This invention relates to closed cycle gas turbine systems and, in particular, to such systems operated as high-temperature reactors. Gas turbines are well known for their use in the production of electrical energy, particularly for their use by electric utilities to meet demands for peak power requirements. In general, gas turbines include a compressor which receives atmospheric gases including oxygen and nitrogen and a combustor which receives pressurized gases from the compressor and a hydrocarbon fuel. These constituents are ignited in the combustor and permitted to expand through a turbine. This turbine is typically mounted on the same shaft as the compressor. To avoid confusion herein, this turbine through which the ignited gases expand is referred to as the load turbine or power turbine. Also, as used herein, the term gas turbine refers to the combination of the compressor, the combustor and load turbine. Thus, even through the load turbine is indeed, in one sense, a gas turbine, it is not referred to as such herein so that the term gas turbine may be more appropriately applied to the above-mentioned combination. Furthermore, it should also be noted that several of the more advanced gas turbine configurations employ multiple combustors.
It has relatively recently been recognized that the gas turbine may be used in combination with a steam turbine in a combined cycle plant.
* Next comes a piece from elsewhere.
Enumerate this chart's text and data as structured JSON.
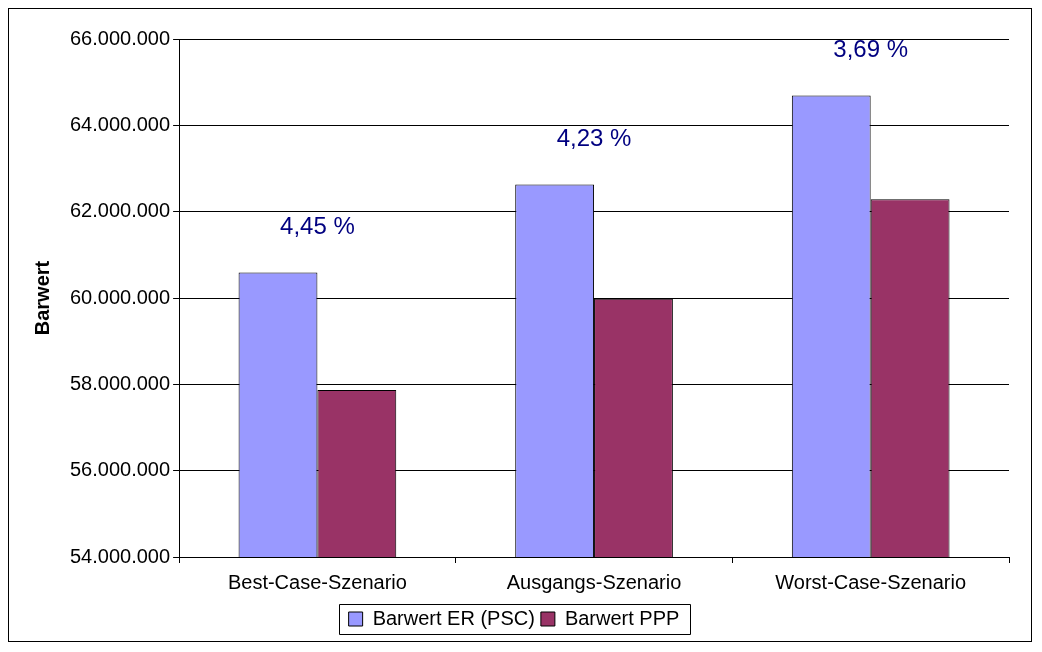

These plants, like the gas turbine systems described above, are generally employed in the production of electrical energy. However, the combined cycle plant generally exhibits significantly improved overall operating efficiency because of the fact that the hot exhaust gases from the load turbine are directed through a heat recovery steam generator to produce steam to drive a conventional steam turbine-generator combination. Thus, in conventional combined cycle plants, electrical energy is produced not only from a generator driven by the gas turbine but also by one driven by a steam turbine.
Moreover, in gas turbine systems and in combined cycle systems employing gas turbines, the compressor input is generally open to the atmosphere, thus permitting nitrogen to be introduced into the combustor. Accordingly, as a result of the high temperatures produced in the combustor, it is not unusual that nitrogen oxides are produced. Nonetheless, gases are not generally fed back into the compressor from the load turbine exhaust. However, steam is sometimes introduced into the compressor as a means for limiting the production of nitrogen oxides. Apart from this, gas turbines and combined cycle plants employing gas turbines are generally not used in the production of commercially valuable fluids, chemical elements or compounds.
In a totally unrelated field, it is also known that various fluids and gases may be employed to enhance the recovery of oil from wells from which the primary oil resource has been removed. These fluids include such items as carbon dioxide, steam and nitrogen, all of which may be employed in the tertiary recovery of oil. For example, steam may be produced on site from boilers which are heated, at least in part, from the combustion of previously recovered oil or oil derivatives. Likewise, nitrogen is readily available from atmospheric sources. However, the amount of atmospheric carbon dioxide available is very limited.
It should also be noted that there is significant commercial value to the production of liquefied or solidified carbon dioxide, nitrogen, other air products such as argon and/or steam. Such fluids or solids often find uses in various heating or cooling applications. The growing science of supercritical gas solvents also uses gases such as carbon dioxide and nitrogen.